The fare from Thunder Bay to Upsala is $45, to Ignace is $65, and at the final stop in Sioux Lookout is $85. The bus departs Thunder Bay at 9 a.m., arriving in Sioux Lookout at 1:30 p.m. Central Time, and returning back to the city by 7:40 p.m.

Special effort was made to improve the amenities and overall travelling experience.

“Any upgrade we could get on our buses, we got them,” Kuznak said, with leather seating, free Wi-Fi and device-charging stations at each seat, and complimentary bottled water and coffee.

The buses are outfitted with air-ride suspension and the bodies were custom-cut to accommodate panoramic windows.

The company is taking possession of a third Sprinter this fall to launch a daily Sioux Lookout-to-Dryden shuttle service to accommodate commuters and shoppers. That vehicle will be equipped with a rear-mounted wheelchair lift.

Expansion is definitely in the cards, Kuznak said, but it’s difficult in Ontario’s highly-regulated intercity bus regime that doesn’t encourage competition in rural areas.

Under the current system, new carriers to a market must apply to the transportation board and make the case that their service isn’t economically injurious an existing company on that route.

“To be honest, I want to do the whole region and solve any transportation issue,” said Kuznak.

“I would love to be able to do Thunder Bay to Winnipeg, but the way that it’s set up right now, I’d be going against Greyhound. I would apply for the route, they would oppose it, and I would have to prove to the board that my service is better or wouldn’t have any economic impact on them.”

The Northwestern Ontario Municipal Association (NOMA) has been lobbying to provincial transportation minister Steven Del Duca about bus service cutbacks and its impact on Northerners forced to travel to larger centres for medical appointments or to regional social service agencies.
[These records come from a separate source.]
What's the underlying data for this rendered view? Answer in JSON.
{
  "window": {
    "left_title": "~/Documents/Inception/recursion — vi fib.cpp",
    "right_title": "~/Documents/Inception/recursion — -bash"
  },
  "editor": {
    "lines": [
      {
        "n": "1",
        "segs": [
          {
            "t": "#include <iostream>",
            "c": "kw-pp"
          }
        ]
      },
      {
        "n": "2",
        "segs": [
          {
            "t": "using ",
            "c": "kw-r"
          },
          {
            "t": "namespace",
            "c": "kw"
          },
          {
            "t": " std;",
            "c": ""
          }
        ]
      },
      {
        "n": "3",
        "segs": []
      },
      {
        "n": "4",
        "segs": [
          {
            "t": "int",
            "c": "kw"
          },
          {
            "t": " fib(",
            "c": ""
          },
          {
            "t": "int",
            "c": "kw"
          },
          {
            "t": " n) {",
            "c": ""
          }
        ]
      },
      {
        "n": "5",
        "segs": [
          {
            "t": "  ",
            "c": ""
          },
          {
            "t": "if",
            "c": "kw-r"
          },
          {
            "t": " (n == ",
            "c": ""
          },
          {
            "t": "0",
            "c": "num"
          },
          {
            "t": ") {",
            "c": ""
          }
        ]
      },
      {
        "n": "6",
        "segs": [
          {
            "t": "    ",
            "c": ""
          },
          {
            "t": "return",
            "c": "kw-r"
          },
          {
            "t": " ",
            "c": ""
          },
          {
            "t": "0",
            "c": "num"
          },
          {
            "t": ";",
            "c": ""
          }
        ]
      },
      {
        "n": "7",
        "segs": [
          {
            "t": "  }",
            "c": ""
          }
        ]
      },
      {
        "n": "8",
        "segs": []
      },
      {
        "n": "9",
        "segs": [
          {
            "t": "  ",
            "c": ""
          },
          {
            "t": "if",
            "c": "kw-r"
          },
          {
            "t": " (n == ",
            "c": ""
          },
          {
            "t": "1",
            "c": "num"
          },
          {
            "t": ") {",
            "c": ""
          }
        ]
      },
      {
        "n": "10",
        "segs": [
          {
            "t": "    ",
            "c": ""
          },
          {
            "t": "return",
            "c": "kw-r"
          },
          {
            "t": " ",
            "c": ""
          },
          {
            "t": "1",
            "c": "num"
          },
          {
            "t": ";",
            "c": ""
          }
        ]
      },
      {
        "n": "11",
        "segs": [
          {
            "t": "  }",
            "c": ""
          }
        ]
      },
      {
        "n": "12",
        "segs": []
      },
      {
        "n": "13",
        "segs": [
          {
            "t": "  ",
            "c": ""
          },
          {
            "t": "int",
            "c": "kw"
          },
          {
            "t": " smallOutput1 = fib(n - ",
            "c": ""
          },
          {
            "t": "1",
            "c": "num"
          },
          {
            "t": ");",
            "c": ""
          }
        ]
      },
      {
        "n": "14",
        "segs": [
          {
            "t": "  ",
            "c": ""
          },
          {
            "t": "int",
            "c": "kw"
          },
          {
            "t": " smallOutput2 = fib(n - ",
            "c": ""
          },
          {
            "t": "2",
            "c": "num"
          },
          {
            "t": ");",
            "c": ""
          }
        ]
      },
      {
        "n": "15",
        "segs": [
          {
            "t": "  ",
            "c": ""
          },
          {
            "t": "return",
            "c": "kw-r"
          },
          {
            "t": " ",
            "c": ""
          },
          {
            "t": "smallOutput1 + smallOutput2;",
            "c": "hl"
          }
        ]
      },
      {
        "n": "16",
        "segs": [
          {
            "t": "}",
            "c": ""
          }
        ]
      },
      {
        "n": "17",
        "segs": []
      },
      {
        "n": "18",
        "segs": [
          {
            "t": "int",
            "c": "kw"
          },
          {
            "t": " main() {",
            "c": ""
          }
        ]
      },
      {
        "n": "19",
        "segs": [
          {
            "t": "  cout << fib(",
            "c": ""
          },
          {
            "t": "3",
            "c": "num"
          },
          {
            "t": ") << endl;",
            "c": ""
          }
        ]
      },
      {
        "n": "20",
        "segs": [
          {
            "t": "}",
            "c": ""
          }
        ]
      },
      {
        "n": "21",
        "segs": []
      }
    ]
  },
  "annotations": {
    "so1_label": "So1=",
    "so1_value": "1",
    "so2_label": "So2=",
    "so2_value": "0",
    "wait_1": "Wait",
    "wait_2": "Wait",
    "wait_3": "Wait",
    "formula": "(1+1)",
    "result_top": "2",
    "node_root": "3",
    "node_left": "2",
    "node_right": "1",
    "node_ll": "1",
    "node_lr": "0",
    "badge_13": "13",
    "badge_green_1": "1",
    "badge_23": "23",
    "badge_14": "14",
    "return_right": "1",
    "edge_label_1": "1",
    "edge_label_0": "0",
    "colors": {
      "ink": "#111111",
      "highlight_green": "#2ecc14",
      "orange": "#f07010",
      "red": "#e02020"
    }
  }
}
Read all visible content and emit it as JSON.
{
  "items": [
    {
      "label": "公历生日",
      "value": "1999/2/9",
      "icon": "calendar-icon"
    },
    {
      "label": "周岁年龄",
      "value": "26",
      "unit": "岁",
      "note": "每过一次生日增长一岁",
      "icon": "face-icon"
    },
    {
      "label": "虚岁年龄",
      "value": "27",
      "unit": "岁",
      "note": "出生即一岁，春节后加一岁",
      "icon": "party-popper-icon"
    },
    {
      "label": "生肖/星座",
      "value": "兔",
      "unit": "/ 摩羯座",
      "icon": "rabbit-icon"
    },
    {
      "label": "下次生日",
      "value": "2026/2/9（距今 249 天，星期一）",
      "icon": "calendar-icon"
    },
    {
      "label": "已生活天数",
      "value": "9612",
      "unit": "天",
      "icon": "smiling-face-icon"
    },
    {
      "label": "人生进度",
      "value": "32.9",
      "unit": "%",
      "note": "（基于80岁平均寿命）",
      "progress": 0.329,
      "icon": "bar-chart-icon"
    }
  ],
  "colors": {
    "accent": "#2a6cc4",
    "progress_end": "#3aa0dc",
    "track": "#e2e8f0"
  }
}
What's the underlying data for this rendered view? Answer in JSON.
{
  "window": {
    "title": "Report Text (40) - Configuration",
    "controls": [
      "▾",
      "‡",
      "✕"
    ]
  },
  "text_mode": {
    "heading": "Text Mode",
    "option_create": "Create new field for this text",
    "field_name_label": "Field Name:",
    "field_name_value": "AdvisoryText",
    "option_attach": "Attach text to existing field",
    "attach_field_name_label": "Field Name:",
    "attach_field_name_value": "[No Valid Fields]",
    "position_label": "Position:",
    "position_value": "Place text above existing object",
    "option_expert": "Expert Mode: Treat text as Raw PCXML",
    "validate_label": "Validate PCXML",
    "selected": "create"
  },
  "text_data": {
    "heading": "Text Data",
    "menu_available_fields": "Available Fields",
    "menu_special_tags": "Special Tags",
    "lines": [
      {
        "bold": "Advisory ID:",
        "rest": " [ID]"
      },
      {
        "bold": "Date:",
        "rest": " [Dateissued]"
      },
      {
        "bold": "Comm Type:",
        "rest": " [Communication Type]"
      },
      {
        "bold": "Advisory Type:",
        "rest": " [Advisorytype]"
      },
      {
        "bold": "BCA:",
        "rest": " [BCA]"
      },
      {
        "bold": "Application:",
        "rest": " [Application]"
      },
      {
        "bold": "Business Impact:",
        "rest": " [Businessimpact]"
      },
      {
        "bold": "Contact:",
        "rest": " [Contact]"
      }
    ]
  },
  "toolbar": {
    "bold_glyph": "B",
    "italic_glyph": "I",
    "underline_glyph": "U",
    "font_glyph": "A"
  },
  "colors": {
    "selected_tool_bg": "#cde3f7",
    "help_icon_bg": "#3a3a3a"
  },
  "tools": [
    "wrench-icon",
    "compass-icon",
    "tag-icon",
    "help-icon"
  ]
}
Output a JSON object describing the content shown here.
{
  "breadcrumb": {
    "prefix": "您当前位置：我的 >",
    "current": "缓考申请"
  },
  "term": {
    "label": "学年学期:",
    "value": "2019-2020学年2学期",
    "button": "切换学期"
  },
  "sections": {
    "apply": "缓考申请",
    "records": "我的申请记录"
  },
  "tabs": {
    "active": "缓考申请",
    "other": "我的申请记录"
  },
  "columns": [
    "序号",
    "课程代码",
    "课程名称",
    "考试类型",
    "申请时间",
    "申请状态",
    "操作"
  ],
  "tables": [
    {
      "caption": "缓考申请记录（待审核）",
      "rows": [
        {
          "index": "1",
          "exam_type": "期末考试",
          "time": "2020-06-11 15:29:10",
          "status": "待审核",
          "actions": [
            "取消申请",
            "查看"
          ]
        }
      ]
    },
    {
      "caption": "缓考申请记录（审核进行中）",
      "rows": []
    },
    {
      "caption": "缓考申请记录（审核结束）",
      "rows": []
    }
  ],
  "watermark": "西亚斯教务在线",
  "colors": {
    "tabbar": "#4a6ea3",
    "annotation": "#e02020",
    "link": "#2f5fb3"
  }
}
“The (ridership) numbers don’t warrant a full-size Greyhound bus,” said NOMA president and Kenora Mayor David Canfield, “but there are other providers with vans that can provide the service and cut costs down,” possibly with government subsidy assistance, the same as Toronto Transit receives.

The transportation ministry is considering modernizing the rules and regulations on intercity service and was seeking public feedback to weave into a Northern Ontario Multimodal Transportation Strategy. The commenting period ended Oct. 23.